Impact of Current loading for voltage multiplier

Hi,

Can you please let me the impact of current loading for the attached circuit?
The attached circuit is a 4-stage dc-dc converter- charge pump.
When I give an input voltage of 1V, the output voltage is around 4.6 V using cadence simulations. The expected output voltage is 5V.
I am able to understand and see the increase in the output voltage from stage to stage.
But I am unable to understand the impact the current loading.

I have attached the circuit and the plots which I got.

Can you please let me know the effects of current loading of the above circuit?

Assuming your circuit works the same as typical diode-and-capacitor voltage multipliers...

When no load is attached, all capacitors quickly charge to their maximum volt level. Then current stops. Charge-pump action ceases.

With a load attached, it draws down the output capacitor. This draws down the preceding capacitor. Etc. The initial charge-pump capacitor resumes its action of alternately charging and discharging. All the capacitors do likewise.

Volt level on the load declines. This is because some energy is subtracted by charge/discharge action.

I have a Youtube video portraying a charge-pump doubler as an animated simulation.

It depicts capacitors charging and discharging. It depicts current bundles traveling through wires.

https://youtu.be/3czj7J_FE_k

At first sight, the "effects of current loading" would be described as an internal resistance. It's existence shouldn't be too surprizing.

If you look for the details, you'll notice, that capacitors and switch resistance are both affecting it, depending on switching frequency to RC relation, either one or the other will dominate. Needless to say that cadence can help you to find out the exact behaviour.

The presented circuit is a somehow unusual voltage multiplier, as a confusing point, most of the input power is actually supplied by the clock source. Don't know how it's modelled in your setup.

FvM said:

At first sight, the "effects of current loading" would be described as an internal resistance. It's existence shouldn't be too surprizing.

If you look for the details, you'll notice, that capacitors and switch resistance are both affecting it, depending on switching frequency to RC relation, either one or the other will dominate. Needless to say that cadence can help you to find out the exact behaviour.

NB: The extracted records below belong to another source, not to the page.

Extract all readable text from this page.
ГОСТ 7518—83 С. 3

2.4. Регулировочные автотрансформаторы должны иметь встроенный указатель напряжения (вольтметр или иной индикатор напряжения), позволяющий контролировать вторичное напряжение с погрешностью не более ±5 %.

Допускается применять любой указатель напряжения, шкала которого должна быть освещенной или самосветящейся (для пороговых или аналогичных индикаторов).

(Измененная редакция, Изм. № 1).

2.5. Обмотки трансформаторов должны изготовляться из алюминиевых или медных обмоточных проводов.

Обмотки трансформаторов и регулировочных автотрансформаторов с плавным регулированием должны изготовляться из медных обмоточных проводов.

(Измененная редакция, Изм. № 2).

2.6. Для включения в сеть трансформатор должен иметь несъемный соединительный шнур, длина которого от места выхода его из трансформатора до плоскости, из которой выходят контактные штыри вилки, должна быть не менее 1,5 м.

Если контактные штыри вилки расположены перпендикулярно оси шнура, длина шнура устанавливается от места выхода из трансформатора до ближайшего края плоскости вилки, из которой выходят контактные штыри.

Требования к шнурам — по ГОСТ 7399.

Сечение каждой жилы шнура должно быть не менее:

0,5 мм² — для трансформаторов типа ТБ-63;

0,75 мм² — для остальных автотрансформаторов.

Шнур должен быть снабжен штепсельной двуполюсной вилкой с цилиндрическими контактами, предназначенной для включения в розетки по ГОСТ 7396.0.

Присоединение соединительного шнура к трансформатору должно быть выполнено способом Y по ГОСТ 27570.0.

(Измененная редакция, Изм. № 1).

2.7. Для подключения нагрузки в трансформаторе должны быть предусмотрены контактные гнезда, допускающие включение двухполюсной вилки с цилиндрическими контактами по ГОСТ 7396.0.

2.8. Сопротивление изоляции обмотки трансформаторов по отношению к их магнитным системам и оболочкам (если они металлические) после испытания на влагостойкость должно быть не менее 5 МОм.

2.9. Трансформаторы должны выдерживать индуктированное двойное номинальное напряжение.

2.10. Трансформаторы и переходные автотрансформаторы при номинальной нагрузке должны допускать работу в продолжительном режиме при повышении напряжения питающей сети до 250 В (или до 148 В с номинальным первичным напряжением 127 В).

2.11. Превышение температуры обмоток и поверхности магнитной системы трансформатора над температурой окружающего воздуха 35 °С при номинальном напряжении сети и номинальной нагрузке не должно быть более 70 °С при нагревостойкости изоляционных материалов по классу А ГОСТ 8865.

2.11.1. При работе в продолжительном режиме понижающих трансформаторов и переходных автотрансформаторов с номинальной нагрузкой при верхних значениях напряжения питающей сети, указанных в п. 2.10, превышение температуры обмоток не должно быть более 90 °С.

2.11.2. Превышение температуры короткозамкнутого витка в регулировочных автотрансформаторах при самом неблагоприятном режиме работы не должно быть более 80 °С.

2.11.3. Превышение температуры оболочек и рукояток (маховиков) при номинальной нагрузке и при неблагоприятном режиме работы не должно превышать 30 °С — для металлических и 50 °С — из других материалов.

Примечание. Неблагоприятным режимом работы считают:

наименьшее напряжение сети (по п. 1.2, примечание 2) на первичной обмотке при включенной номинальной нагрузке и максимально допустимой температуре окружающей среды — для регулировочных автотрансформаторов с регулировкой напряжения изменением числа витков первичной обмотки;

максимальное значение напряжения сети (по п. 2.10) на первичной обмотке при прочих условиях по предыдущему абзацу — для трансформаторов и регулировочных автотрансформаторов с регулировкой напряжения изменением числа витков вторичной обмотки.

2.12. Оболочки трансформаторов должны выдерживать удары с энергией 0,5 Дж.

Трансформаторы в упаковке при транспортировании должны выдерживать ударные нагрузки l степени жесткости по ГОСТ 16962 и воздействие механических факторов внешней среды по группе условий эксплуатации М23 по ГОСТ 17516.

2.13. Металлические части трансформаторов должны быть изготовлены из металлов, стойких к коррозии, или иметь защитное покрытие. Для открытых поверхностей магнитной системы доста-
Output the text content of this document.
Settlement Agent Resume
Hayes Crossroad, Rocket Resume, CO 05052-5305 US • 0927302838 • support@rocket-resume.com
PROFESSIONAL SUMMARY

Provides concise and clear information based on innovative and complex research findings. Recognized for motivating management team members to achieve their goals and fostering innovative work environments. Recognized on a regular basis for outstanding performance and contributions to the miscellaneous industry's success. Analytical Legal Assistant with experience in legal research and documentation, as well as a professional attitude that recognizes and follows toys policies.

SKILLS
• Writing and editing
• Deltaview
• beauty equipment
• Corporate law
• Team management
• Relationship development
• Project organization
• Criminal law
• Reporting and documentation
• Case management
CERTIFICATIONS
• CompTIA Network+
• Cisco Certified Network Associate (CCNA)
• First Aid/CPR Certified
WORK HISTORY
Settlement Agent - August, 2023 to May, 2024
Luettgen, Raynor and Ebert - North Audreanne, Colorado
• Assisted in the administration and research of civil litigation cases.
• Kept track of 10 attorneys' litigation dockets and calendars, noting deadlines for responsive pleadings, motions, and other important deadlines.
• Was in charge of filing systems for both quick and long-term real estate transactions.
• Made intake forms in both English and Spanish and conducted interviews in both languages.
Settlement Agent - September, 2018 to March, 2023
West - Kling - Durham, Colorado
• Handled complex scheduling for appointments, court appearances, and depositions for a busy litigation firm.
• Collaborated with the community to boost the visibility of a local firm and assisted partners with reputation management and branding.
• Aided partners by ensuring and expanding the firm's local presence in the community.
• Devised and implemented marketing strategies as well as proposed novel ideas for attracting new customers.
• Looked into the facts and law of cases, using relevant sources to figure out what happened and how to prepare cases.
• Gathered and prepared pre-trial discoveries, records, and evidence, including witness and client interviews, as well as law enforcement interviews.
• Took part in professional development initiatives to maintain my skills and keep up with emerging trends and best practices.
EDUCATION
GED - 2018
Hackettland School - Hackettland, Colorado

The presented circuit is a somehow unusual voltage multiplier, as a confusing point, most of the input power is actually supplied by the clock source. Don't know how it's modelled in your setup.

Click to expand...

FvM,

we have modelled this circuit for RFID applications. We want to use the same in combination with a rectifier.
Can you please brief me why you called this as a unusual voltage multiplier?
I had simulated the circuit using the input and clock voltages as same. Tried the circuit simulation from 0.7V to 2V.
Its giving output voltage in a nicer way. But still, I am unable to realize the impact of current loading.
I am novice to this concept. Request you to please explain the same in an understandable format as I have a presentation tomorrow.

I had simulated the circuit using the input and clock voltages as same. Tried the circuit simulation from 0.7V to 2V.

Click to expand...

This can't be seen from your simulation cicruit. Also the driver impedance of nets clk1 and clk2 is unspecified although they affect the output voltage.

But still, I am unable to realize the impact of current loading.

Click to expand...

What's your particular problem with it? A voltage multiplier must have an output resistance, thus show a load dependent voltage drop, isn't it?